Highly flammable shit, the debut EP of Stockholm group Wails which unleashes four perfect storms of ass-kickin’ straight-ahead-rockin’ garage punk while also involving some hardcore propulsion, occasional traces of sludge. I’m reminded of garage powerhouses like Ex-Cult, The Cowboy, Jackson Reid Briggs and the Heaters, Flat Worms or, more recently, Archaeas.
Night Miasma are a group from Chemnitz, Germany featuring members of L’appel Du Vide, whith whom you’re probably familiar already if you’re into that kind of thing. Their debut EP doesn’t stray too far from that stylistically, delivering a flavor of dark punk / deathrock-infused post punk that doesn’t add anything new to the genre but gets all the basics right in these four soundly constructed songs.
Their 2019 debut album New Freak was great fun already, but on the belgian group’s newest EP all the moving parts click into each other way more tightly and effective, while their quite slick yet powerful garage punk sound has gained a bit more of a subtle post punk vibe. At various points i’m reminded of groups like (early) Teenanger, Video, Flat Worms, Sauna Youth, Ex-Cult as well as french acts Nightwatchers & Telecult.

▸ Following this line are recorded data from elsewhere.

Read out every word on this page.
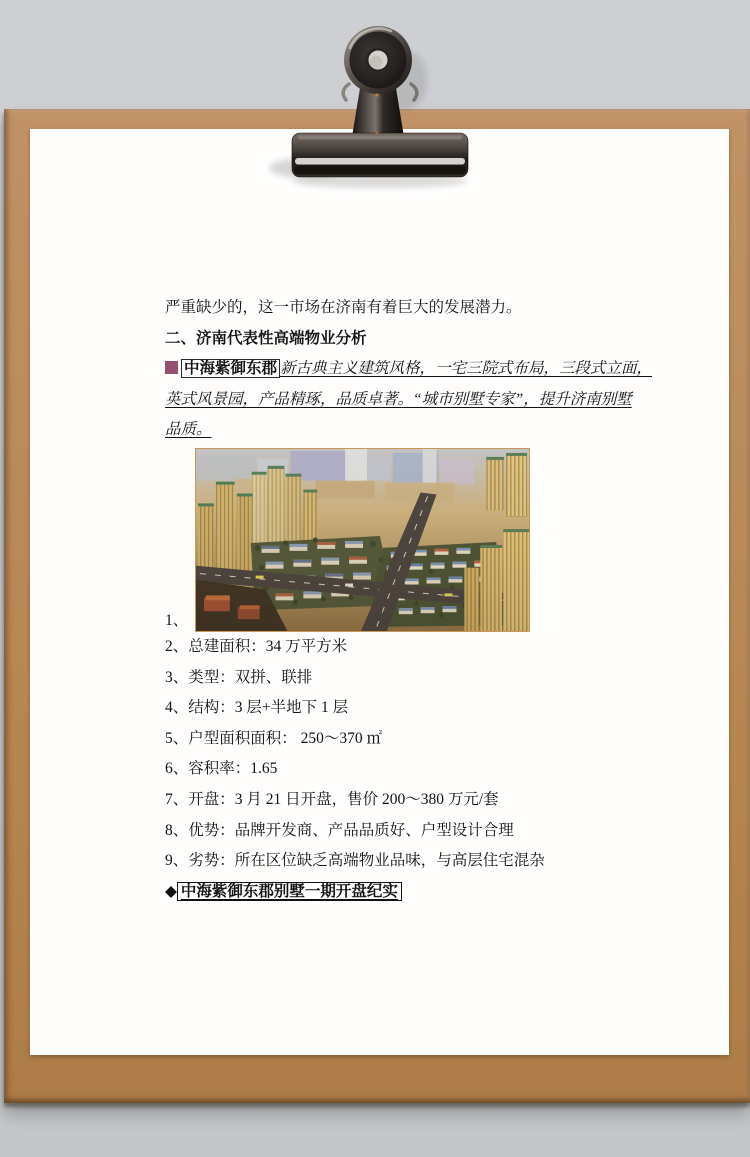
严重缺少的，这一市场在济南有着巨大的发展潜力。
二、济南代表性高端物业分析
中海紫御东郡 新古典主义建筑风格，一宅三院式布局，三段式立面，
英式风景园，产品精琢，品质卓著。“城市别墅专家”，提升济南别墅
品质。
1、
2、总建面积：34 万平方米
3、类型：双拼、联排
4、结构：3 层+半地下 1 层
5、户型面积面积： 250～370 ㎡
6、容积率：1.65
7、开盘：3 月 21 日开盘，售价 200～380 万元/套
8、优势：品牌开发商、产品品质好、户型设计合理
9、劣势：所在区位缺乏高端物业品味，与高层住宅混杂
◆ 中海紫御东郡别墅一期开盘纪实
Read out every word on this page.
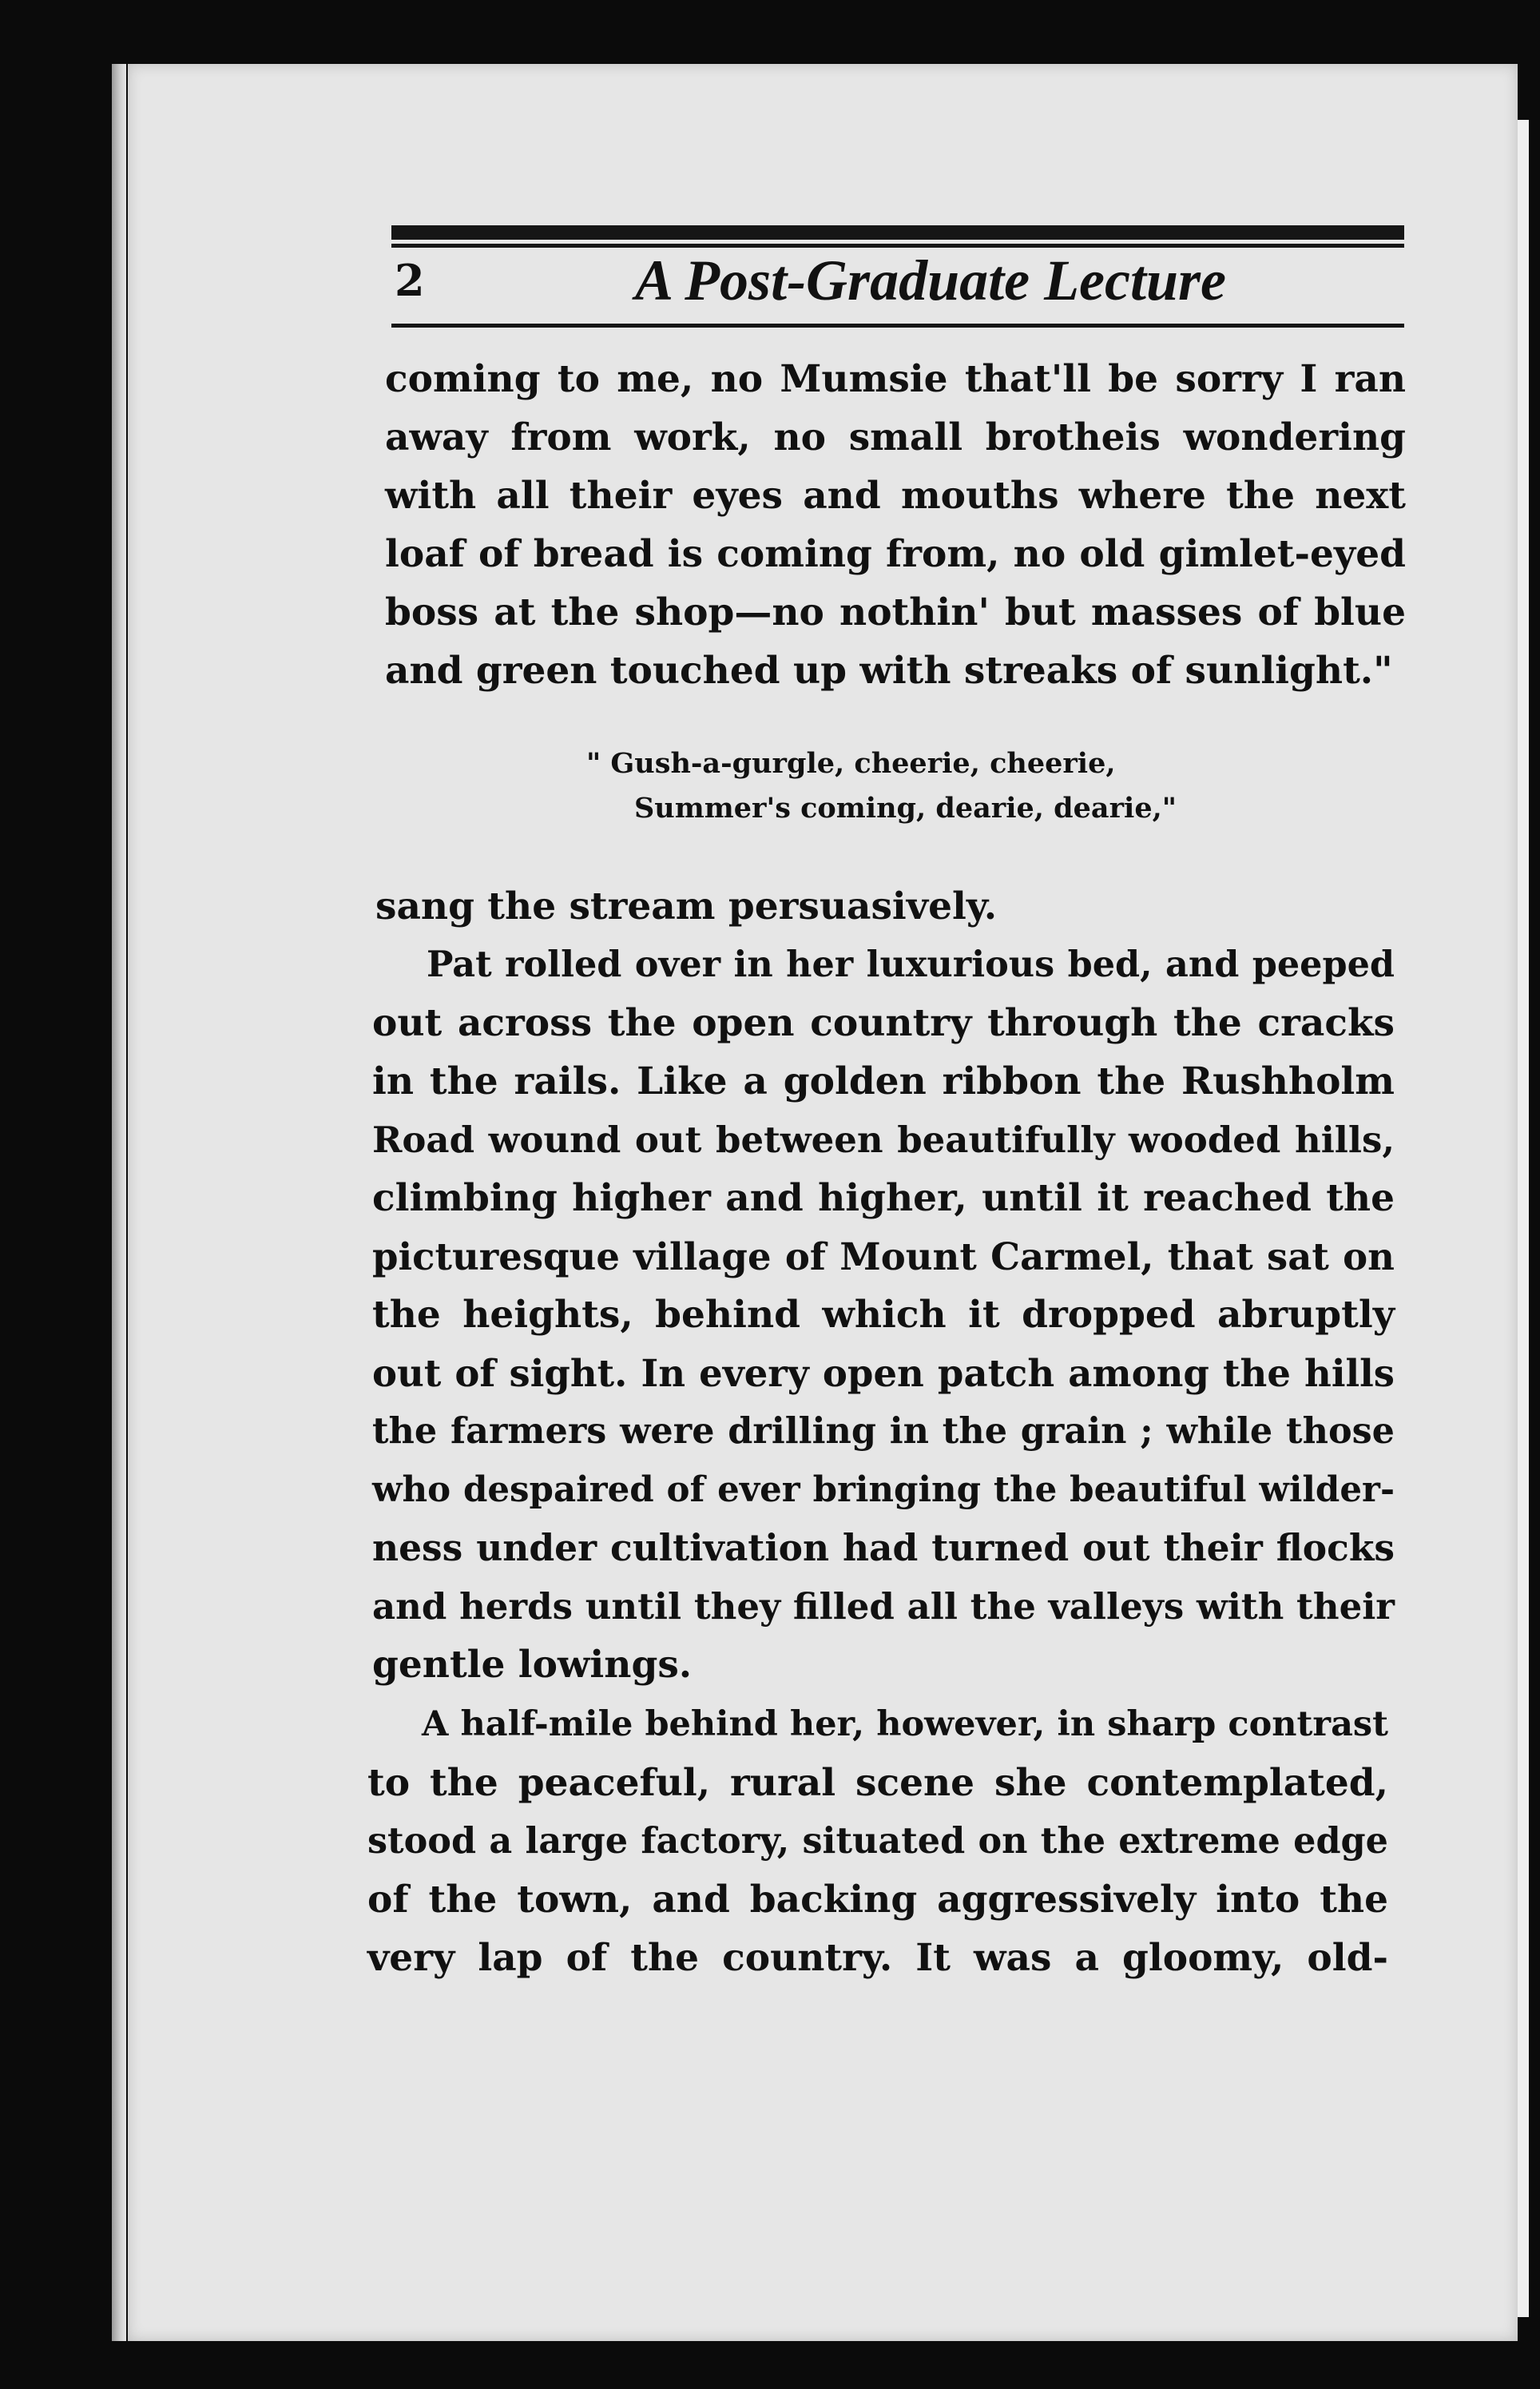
2	A Post-Graduate Lecture

coming to me, no Mumsie that'll be sorry I ran
away from work, no small brotheis wondering
with all their eyes and mouths where the next
loaf of bread is coming from, no old gimlet-eyed
boss at the shop—no nothin' but masses of blue
and green touched up with streaks of sunlight."

" Gush-a-gurgle, cheerie, cheerie,
Summer's coming, dearie, dearie,"

sang the stream persuasively.

Pat rolled over in her luxurious bed, and peeped
out across the open country through the cracks
in the rails. Like a golden ribbon the Rushholm
Road wound out between beautifully wooded hills,
climbing higher and higher, until it reached the
picturesque village of Mount Carmel, that sat on
the heights, behind which it dropped abruptly
out of sight. In every open patch among the hills
the farmers were drilling in the grain ; while those
who despaired of ever bringing the beautiful wilder-
ness under cultivation had turned out their flocks
and herds until they filled all the valleys with their
gentle lowings.

A half-mile behind her, however, in sharp contrast
to the peaceful, rural scene she contemplated,
stood a large factory, situated on the extreme edge
of the town, and backing aggressively into the
very lap of the country. It was a gloomy, old-
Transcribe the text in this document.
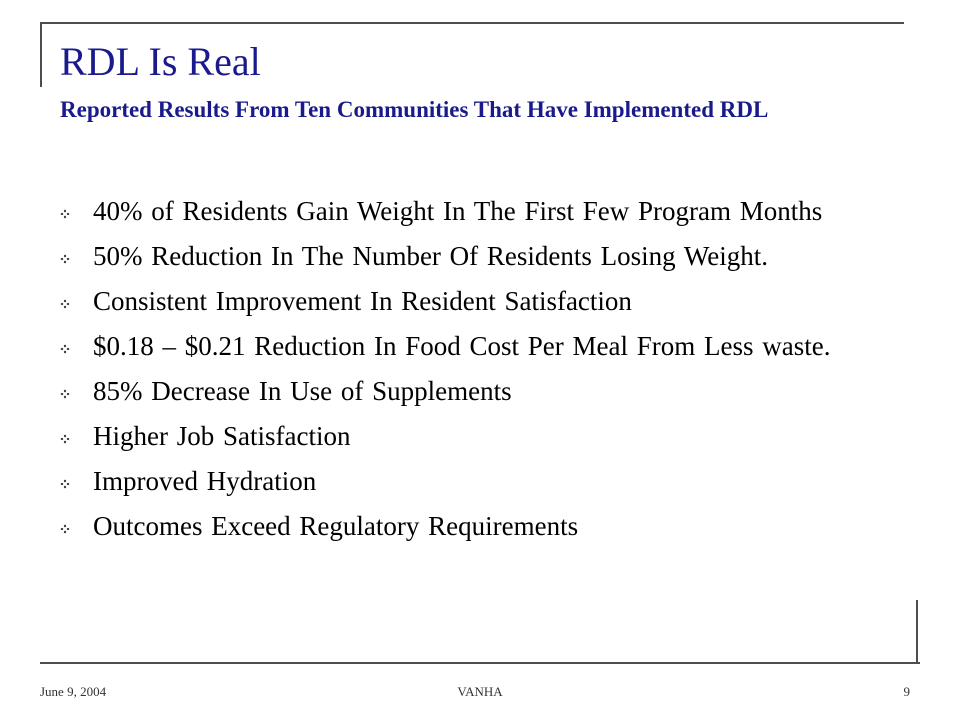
RDL Is Real
Reported Results From Ten Communities That Have Implemented RDL
40% of Residents Gain Weight In The First Few Program Months
50% Reduction In The Number Of Residents Losing Weight.
Consistent Improvement In Resident Satisfaction
$0.18 – $0.21 Reduction In Food Cost Per Meal From Less waste.
85% Decrease In Use of Supplements
Higher Job Satisfaction
Improved Hydration
Outcomes Exceed Regulatory Requirements
June 9, 2004	VANHA	9
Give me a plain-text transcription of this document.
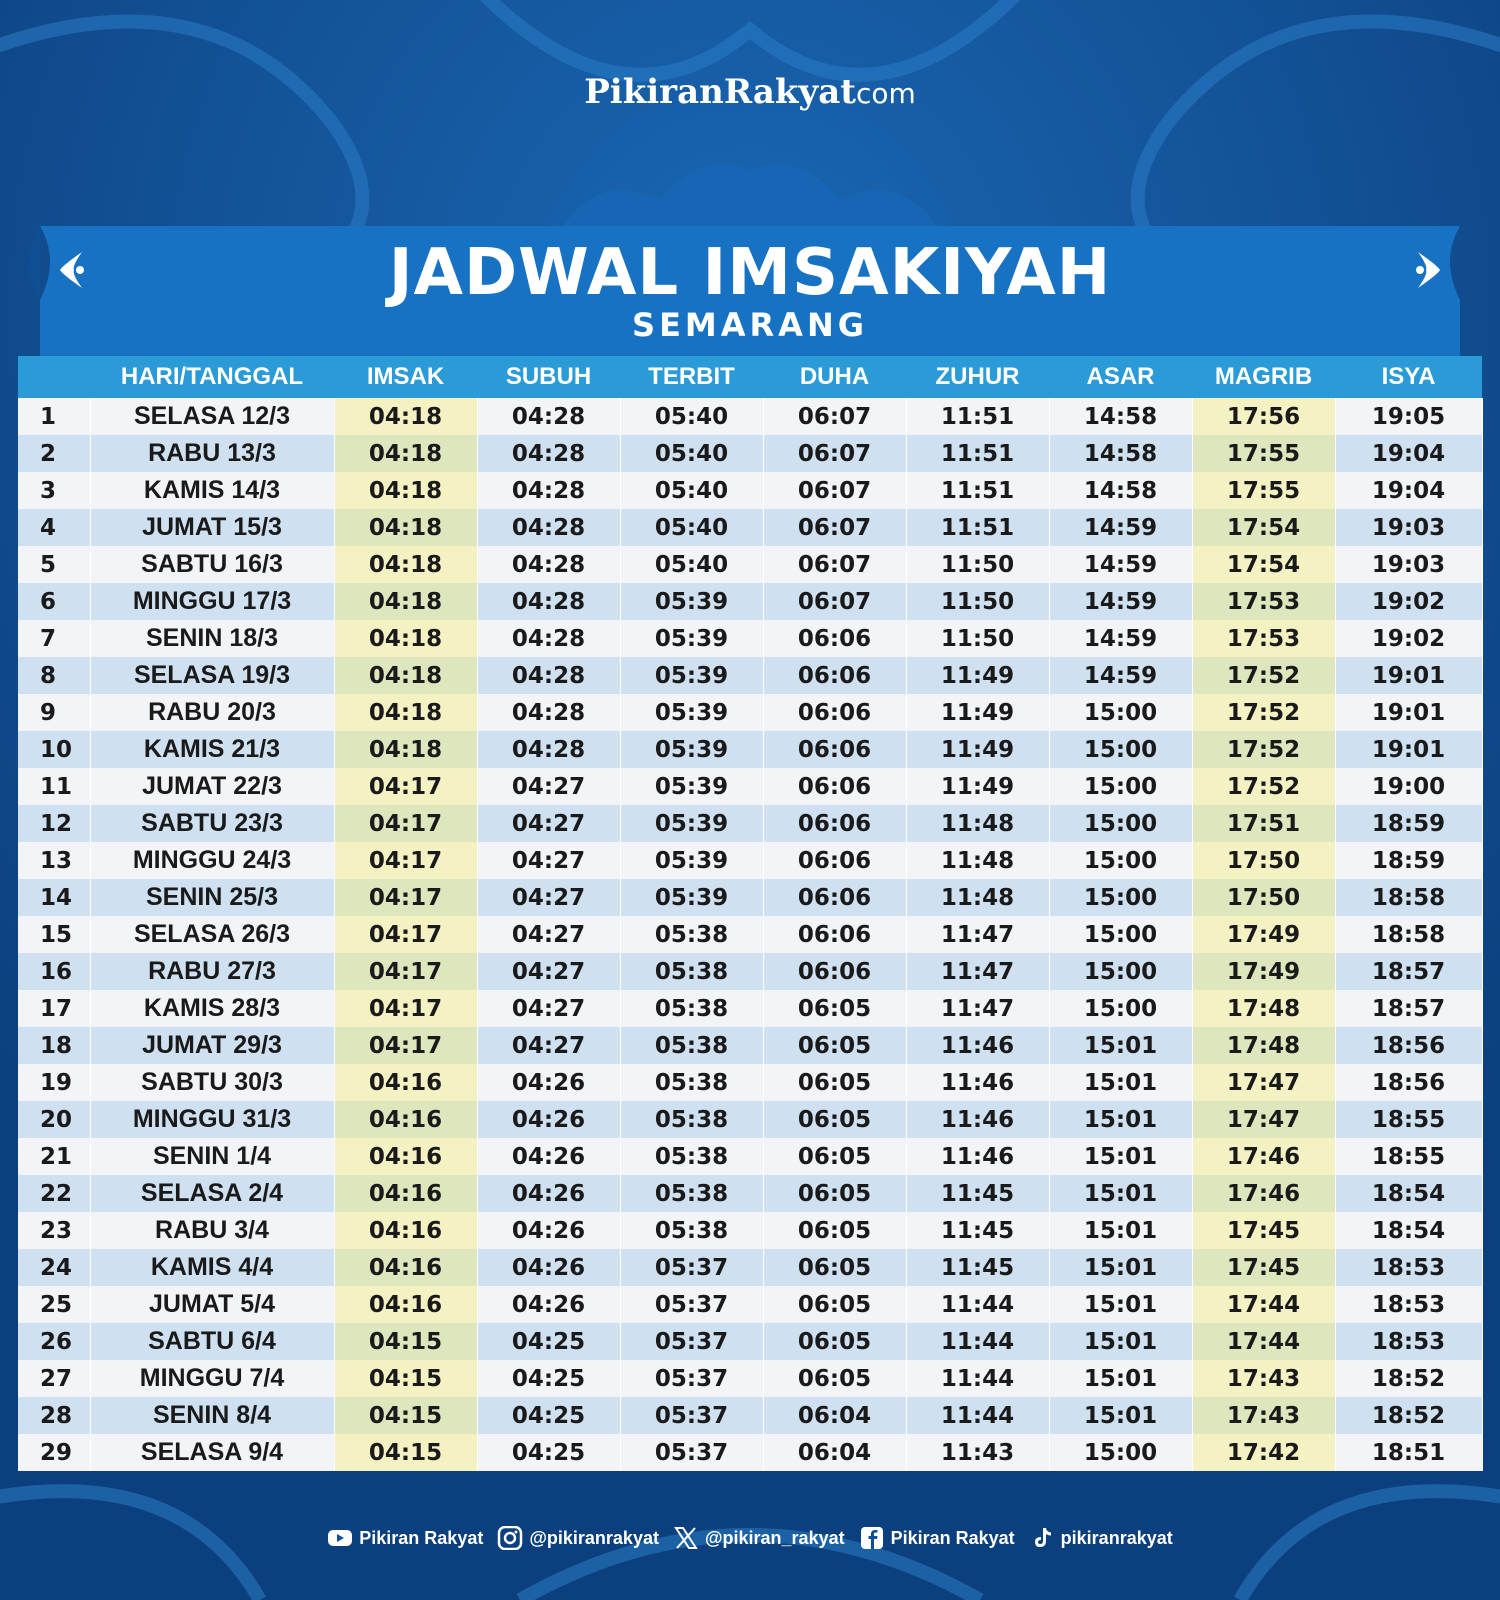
PikiranRakyatcom
JADWAL IMSAKIYAH
SEMARANG
	HARI/TANGGAL	IMSAK	SUBUH	TERBIT	DUHA	ZUHUR	ASAR	MAGRIB	ISYA
1	SELASA 12/3	04:18	04:28	05:40	06:07	11:51	14:58	17:56	19:05
2	RABU 13/3	04:18	04:28	05:40	06:07	11:51	14:58	17:55	19:04
3	KAMIS 14/3	04:18	04:28	05:40	06:07	11:51	14:58	17:55	19:04
4	JUMAT 15/3	04:18	04:28	05:40	06:07	11:51	14:59	17:54	19:03
5	SABTU 16/3	04:18	04:28	05:40	06:07	11:50	14:59	17:54	19:03
6	MINGGU 17/3	04:18	04:28	05:39	06:07	11:50	14:59	17:53	19:02
7	SENIN 18/3	04:18	04:28	05:39	06:06	11:50	14:59	17:53	19:02
8	SELASA 19/3	04:18	04:28	05:39	06:06	11:49	14:59	17:52	19:01
9	RABU 20/3	04:18	04:28	05:39	06:06	11:49	15:00	17:52	19:01
10	KAMIS 21/3	04:18	04:28	05:39	06:06	11:49	15:00	17:52	19:01
11	JUMAT 22/3	04:17	04:27	05:39	06:06	11:49	15:00	17:52	19:00
12	SABTU 23/3	04:17	04:27	05:39	06:06	11:48	15:00	17:51	18:59
13	MINGGU 24/3	04:17	04:27	05:39	06:06	11:48	15:00	17:50	18:59
14	SENIN 25/3	04:17	04:27	05:39	06:06	11:48	15:00	17:50	18:58
15	SELASA 26/3	04:17	04:27	05:38	06:06	11:47	15:00	17:49	18:58
16	RABU 27/3	04:17	04:27	05:38	06:06	11:47	15:00	17:49	18:57
17	KAMIS 28/3	04:17	04:27	05:38	06:05	11:47	15:00	17:48	18:57
18	JUMAT 29/3	04:17	04:27	05:38	06:05	11:46	15:01	17:48	18:56
19	SABTU 30/3	04:16	04:26	05:38	06:05	11:46	15:01	17:47	18:56
20	MINGGU 31/3	04:16	04:26	05:38	06:05	11:46	15:01	17:47	18:55
21	SENIN 1/4	04:16	04:26	05:38	06:05	11:46	15:01	17:46	18:55
22	SELASA 2/4	04:16	04:26	05:38	06:05	11:45	15:01	17:46	18:54
23	RABU 3/4	04:16	04:26	05:38	06:05	11:45	15:01	17:45	18:54
24	KAMIS 4/4	04:16	04:26	05:37	06:05	11:45	15:01	17:45	18:53
25	JUMAT 5/4	04:16	04:26	05:37	06:05	11:44	15:01	17:44	18:53
26	SABTU 6/4	04:15	04:25	05:37	06:05	11:44	15:01	17:44	18:53
27	MINGGU 7/4	04:15	04:25	05:37	06:05	11:44	15:01	17:43	18:52
28	SENIN 8/4	04:15	04:25	05:37	06:04	11:44	15:01	17:43	18:52
29	SELASA 9/4	04:15	04:25	05:37	06:04	11:43	15:00	17:42	18:51
Pikiran Rakyat	@pikiranrakyat	@pikiran_rakyat	Pikiran Rakyat	pikiranrakyat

Man, it’s been at least half a decade since i last heard of this New Orleans group. However unexpected the release of their new 7″ might come, their blend of garage- & post punk, hard- & postcore certainly sounds as fresh and energetic as ever on this one, fitting in nicely with more recent groups in the vein of Launcher, Liquid Assets or Fried E/M.
With their second longplayer, Portland punks Daydream set off eleven new blasts of carefully controlled chaos, imaginative and unpredictable as ever and with quite a bit of fine-tuning to their very own anything-goes brand of slightly garage-flavored postcore, which might draw comparisons to groups such as Kaleidoscope, Bad Breeding… even a very slight hint of Drive Like Jehu, maybe?
Montreal group New Vogue never sounded better than on their most recent EP, whipping out infectious hooks at a dangerous pace, merging them into shiny little nuggets of garage- and synth punk with echos of Useless Eaters as well as many loosely Warttman-affiliated bands like Satanic Togas, R.M.F.C. or Set-Top Box. Nice!